As America moves into a Fourth Turning [they wrote] this will be a time of great national trial and upheaval. Yet seeing this on the horizon is not a prophesy of some horrible tragedy. A Fourth Turning also could be a time of triumph. Just as the risk of war is great in a Fourth Turning, so too is accomplishing things that in other eras would be impossible–particularly in the areas of government, institutions, and infrastructure. It’s important to remember that Fourth Turnings have occurred many times before in American history. Each has been an era when America [ended up feeling] good about itself as a society and a nation, a time when big problems have been solved, when business ultimately emerged prosperous, and when people came together with a new ethic of community and consensus. [cited by Casey Cross, modernmetanoia.org, Proper 22A]
I pray that that will be turn out to be true of our current crisis era as well.
“Now when the owner of the vineyard comes, what will he do to those tenants?” Jesus asked. Instead of confirming the response of Power and Empire, which is “He will put those wretches to a miserable death, and lease the vineyard to other tenants who will give him the produce at the harvest time,” Jesus instead lifts up God’s ability to take what has been rejected and make it into the cornerstone of a whole new creation.
I find this remarkably hopeful. God is still speaking. God is still acting, creating, generating newness and possibility. TED Talks make me hopeful, as I see and hear all sorts of creative, innovative people. Remember that elsewhere in the gospels, the stone which the builders rejected became the cornerstone of the new temple, which was Jesus’ body. This is the God of resurrection power, bringing forth life from death. Violence in return for violence is the way of Empire. New life emerging from death and rubble is the way of the kingdom of God, whose coming we pray for.
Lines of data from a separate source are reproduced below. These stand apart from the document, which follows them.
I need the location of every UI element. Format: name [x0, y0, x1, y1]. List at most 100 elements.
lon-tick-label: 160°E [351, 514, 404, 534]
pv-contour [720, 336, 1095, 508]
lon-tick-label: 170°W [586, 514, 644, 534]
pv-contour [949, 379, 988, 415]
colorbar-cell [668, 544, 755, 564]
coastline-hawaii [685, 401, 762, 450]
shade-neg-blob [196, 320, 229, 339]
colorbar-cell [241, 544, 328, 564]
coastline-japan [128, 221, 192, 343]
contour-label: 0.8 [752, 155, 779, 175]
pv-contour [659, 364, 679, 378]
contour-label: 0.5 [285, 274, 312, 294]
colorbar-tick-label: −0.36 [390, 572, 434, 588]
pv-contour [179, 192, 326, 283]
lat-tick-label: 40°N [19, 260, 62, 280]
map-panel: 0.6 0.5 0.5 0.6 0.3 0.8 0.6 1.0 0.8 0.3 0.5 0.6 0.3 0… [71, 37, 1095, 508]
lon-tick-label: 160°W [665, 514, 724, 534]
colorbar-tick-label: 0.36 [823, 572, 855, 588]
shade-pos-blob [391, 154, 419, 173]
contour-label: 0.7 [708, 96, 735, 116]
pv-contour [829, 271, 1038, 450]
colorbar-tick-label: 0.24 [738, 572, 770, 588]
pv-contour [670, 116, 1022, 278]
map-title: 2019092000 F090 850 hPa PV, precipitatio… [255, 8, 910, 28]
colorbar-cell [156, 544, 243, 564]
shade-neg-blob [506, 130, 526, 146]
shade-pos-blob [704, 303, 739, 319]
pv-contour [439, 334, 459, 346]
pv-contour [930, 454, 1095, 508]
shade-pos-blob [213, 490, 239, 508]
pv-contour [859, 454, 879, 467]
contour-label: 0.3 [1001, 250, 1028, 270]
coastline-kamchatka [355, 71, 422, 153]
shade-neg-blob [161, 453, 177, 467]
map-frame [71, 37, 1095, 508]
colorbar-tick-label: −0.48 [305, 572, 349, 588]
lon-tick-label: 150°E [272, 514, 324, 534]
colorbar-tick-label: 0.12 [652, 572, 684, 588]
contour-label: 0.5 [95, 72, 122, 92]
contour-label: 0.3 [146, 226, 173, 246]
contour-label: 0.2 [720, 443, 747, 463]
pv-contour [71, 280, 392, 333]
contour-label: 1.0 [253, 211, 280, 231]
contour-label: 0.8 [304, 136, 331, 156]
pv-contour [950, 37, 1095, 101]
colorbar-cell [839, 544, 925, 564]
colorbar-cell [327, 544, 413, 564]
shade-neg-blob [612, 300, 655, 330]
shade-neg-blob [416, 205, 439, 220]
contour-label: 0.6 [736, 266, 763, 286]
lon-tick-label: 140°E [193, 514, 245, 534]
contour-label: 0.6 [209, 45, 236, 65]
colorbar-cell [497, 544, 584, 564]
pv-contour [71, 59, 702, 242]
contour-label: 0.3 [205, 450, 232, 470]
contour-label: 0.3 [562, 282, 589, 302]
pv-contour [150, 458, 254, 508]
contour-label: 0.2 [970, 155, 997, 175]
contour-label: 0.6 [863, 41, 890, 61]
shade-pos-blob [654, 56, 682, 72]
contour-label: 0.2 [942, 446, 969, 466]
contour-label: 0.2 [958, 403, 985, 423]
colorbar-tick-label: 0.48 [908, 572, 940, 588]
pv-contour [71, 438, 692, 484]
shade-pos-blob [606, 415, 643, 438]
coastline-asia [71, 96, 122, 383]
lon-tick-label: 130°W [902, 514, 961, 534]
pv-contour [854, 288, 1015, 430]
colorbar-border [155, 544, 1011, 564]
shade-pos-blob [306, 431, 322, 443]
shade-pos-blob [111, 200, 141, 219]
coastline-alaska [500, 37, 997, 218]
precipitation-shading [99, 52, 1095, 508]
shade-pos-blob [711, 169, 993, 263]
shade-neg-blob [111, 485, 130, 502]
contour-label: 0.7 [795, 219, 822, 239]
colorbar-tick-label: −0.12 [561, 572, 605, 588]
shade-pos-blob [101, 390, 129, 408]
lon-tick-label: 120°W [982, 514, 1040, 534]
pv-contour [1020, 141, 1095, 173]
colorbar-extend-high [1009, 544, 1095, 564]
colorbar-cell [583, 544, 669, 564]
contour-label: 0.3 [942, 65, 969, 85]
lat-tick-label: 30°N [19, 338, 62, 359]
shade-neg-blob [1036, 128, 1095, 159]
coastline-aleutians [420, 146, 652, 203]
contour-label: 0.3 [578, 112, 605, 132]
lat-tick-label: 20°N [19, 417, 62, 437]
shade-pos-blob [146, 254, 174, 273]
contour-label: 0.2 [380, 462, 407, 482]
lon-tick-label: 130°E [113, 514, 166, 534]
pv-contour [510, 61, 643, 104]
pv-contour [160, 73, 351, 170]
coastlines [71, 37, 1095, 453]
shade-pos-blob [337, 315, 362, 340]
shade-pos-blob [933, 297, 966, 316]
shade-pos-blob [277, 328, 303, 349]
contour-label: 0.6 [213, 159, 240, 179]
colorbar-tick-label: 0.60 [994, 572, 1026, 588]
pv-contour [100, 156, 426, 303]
These are tough times for all of us, whether or not we are directly affected by violence or simply absorb the violence that permeates our society. It is important to be gentle with ourselves, so that we can be forces for gentleness and peace in a violent and combative world. My friend and teacher Maria Sirois offers these words of wisdom for times of tragedy and grief–
When tragedy strikes here is what we can do:
Feel what we feel so that neither grief nor anger become poison within us and so that others have permission to feel all that they feel.
Bear witness without flinching from darkness.
Tell the truth.
Honor the ordinary heroes among us and those who do the difficult work of holding the story in all its despair and desolation, and those who begin the long hard job of clearing and cleaning, uncovering and naming as much as can be uncovered and named.
Hold onto the bits of light that emerge wherever they do so and from whomever.
Surround those who grieve with care that is authentic and wholehearted.
Love them up, feed them, show up and show up again. Bake if you can, drive if you can, buy milk, buy water, share your memories when they are ready and until then listen. Listen. Listen.
And, however possible, be as a sequoia rooted in your conviction that none of us need go through this alone. [FB post]
And the UCC’s John Dorhauer offers these words of encouragement:
“Moved by grief, let us transform our pain into action. Let us set our hearts and our minds and our hopes on a future of meaningful action that seeks to undo (violence like) this and restore onto us a tomorrow filled with hope and promise.”
My sisters and brothers, may it be so. Amen.